對於有下肢運動障礙的病患來說,重拾下肢運動功能有兩大關鍵因素:(1)任務導向:要增強下肢執行日常動作的運動功能就必須練習執行日常的動作,(2)主動訓練:使用者必須於訓練過程中自己出力,才能促進神經連結恢復。現今下肢訓練的方式大致上有兩種,其中一種方式是藉由復健師協助患者的下肢運動,但是復健師在目前有人力不足的問題,以致於無法兼顧到每位病患的需求;另外一種方式是讓病患使用機械式復健機進行復健,但是傳統機械式復健機偏向動作較單調的往復運動,對於肌力恢復有幫助,但是可能無法引導神經肌肉依照日常生活中所需執行的動作任務重塑神經連結,而影響動作控制功能的恢復。 For patients with lower extremity dyskinesia, there are two key factors in regaining the lower extremity motor function: (1) Task orientation: To enhance the motor function of the lower extremity to perform daily actions, it is necessary to practice daily actions, (2) active training. : Users must contribute their own strength during the training process to promote the recovery of nerve connections. There are two ways to train lower limbs today. One of them is to assist the lower limb movements of the patients by the rehabilitation teacher. However, the rehabilitation workers have insufficient manpower problems so that they cannot meet the needs of each patient. The way is to let the patient use a mechanical rehabilitation machine for rehabilitation, but the traditional mechanical rehabilitation machine has a more monotonous reciprocating motion, which is helpful for muscle strength recovery, but may not guide the nerve muscles to perform according to daily needs. The action task reshapes the neural connections and affects the recovery of the motion control functions.

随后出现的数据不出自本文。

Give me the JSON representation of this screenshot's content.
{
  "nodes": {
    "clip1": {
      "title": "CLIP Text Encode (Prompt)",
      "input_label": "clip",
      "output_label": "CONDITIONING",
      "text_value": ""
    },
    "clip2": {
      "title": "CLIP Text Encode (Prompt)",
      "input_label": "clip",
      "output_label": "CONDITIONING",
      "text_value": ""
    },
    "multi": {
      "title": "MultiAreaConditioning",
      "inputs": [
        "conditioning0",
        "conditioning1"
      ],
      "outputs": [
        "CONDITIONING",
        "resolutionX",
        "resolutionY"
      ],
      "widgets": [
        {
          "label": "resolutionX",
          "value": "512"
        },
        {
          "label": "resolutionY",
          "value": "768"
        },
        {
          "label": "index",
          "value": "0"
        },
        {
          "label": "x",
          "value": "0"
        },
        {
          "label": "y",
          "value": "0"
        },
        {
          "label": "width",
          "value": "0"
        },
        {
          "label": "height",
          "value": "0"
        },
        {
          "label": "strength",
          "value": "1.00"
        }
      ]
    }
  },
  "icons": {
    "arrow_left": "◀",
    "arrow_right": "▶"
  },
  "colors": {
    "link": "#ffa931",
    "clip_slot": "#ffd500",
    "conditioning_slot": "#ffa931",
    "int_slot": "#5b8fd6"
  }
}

為了解決上述問題,CN101791255所揭露之助行外骨骼機器人是用懸掛支架與多個關節所構成的外骨骼來幫助病患站立,接著由多數個不同的傳感器感測下肢與外骨骼之間的作用力道及作用角度,再由中央處理模組將這些傳感器的感測訊號經過轉換之後傳送至運動控制模組,使運動控制模組控制外骨骼帶動下肢擺動,藉以達到復健效果。然而在此習用專利案中,由於需要同時使用多數個傳感器,所以除 了會導致成本的增加之外,在訊號控制方面及演算法的建構上亦會複雜許多,整體而言,此習用專利案的實用性並不理想。 In order to solve the above problem, the assisted exoskeleton robot disclosed in CN101791255 uses an exoskeleton composed of a suspension bracket and a plurality of joints to help the patient stand, and then the function between the lower limb and the exoskeleton is sensed by a plurality of different sensors. After the force and the action angle, the central processing module converts the sensing signals of the sensors to the motion control module, so that the motion control module controls the exoskeleton to drive the lower limbs to swing, thereby achieving the rehabilitation effect. However, in this conventional patent case, since it is necessary to use a plurality of sensors at the same time, In addition to the increase in cost, the construction of signal control and algorithm will be much more complicated. Overall, the practicality of this patent application is not ideal.
本發明之主要目的在於提供一種下肢復健裝置之控制方法,其能根據使用者在執行特定動作時所產生的肌電訊號而控制一機械外骨骼產生相對應的動作,以達成符合臨床主動訓練方法的設備控制。 The main object of the present invention is to provide a control method for a lower limb rehabilitation device, which can control a mechanical exoskeleton to generate a corresponding action according to a myoelectric signal generated by a user when performing a specific action, so as to achieve clinical active training. Method of device control.
為了達成上述目的,本發明之下肢復健裝置之控制方法包含有四個步驟。第一個步驟先決定使用者所欲執行之一特定動作,並將該動作分解為複數動作階段,設定個該動作階段之一觸發條件;第二個步驟使用多數肌電訊號感測器感測使用者之特定肌肉部位的肌電訊號;第三個步驟判斷感測結果是否符合該動作階段之觸發條件;第四個步驟是當符合該動作階段之觸發條件時,動作產生單元會發送一控制訊號至一控制單元,使該控制單元控制該機械外骨骼執行該動作階段的動作。 In order to achieve the above object, the method of controlling the lower limb rehabilitation device of the present invention comprises four steps. The first step first determines a specific action that the user wants to perform, and decomposes the action into a complex action phase, setting one of the trigger phases of the action phase; the second step uses the majority of the electromyography sensor to sense The electromyography signal of the specific muscle part of the user; the third step determines whether the sensing result meets the triggering condition of the action phase; the fourth step is that when the triggering condition of the action phase is met, the action generating unit sends a control The signal is sent to a control unit, so that the control unit controls the mechanical exoskeleton to perform the action of the action phase.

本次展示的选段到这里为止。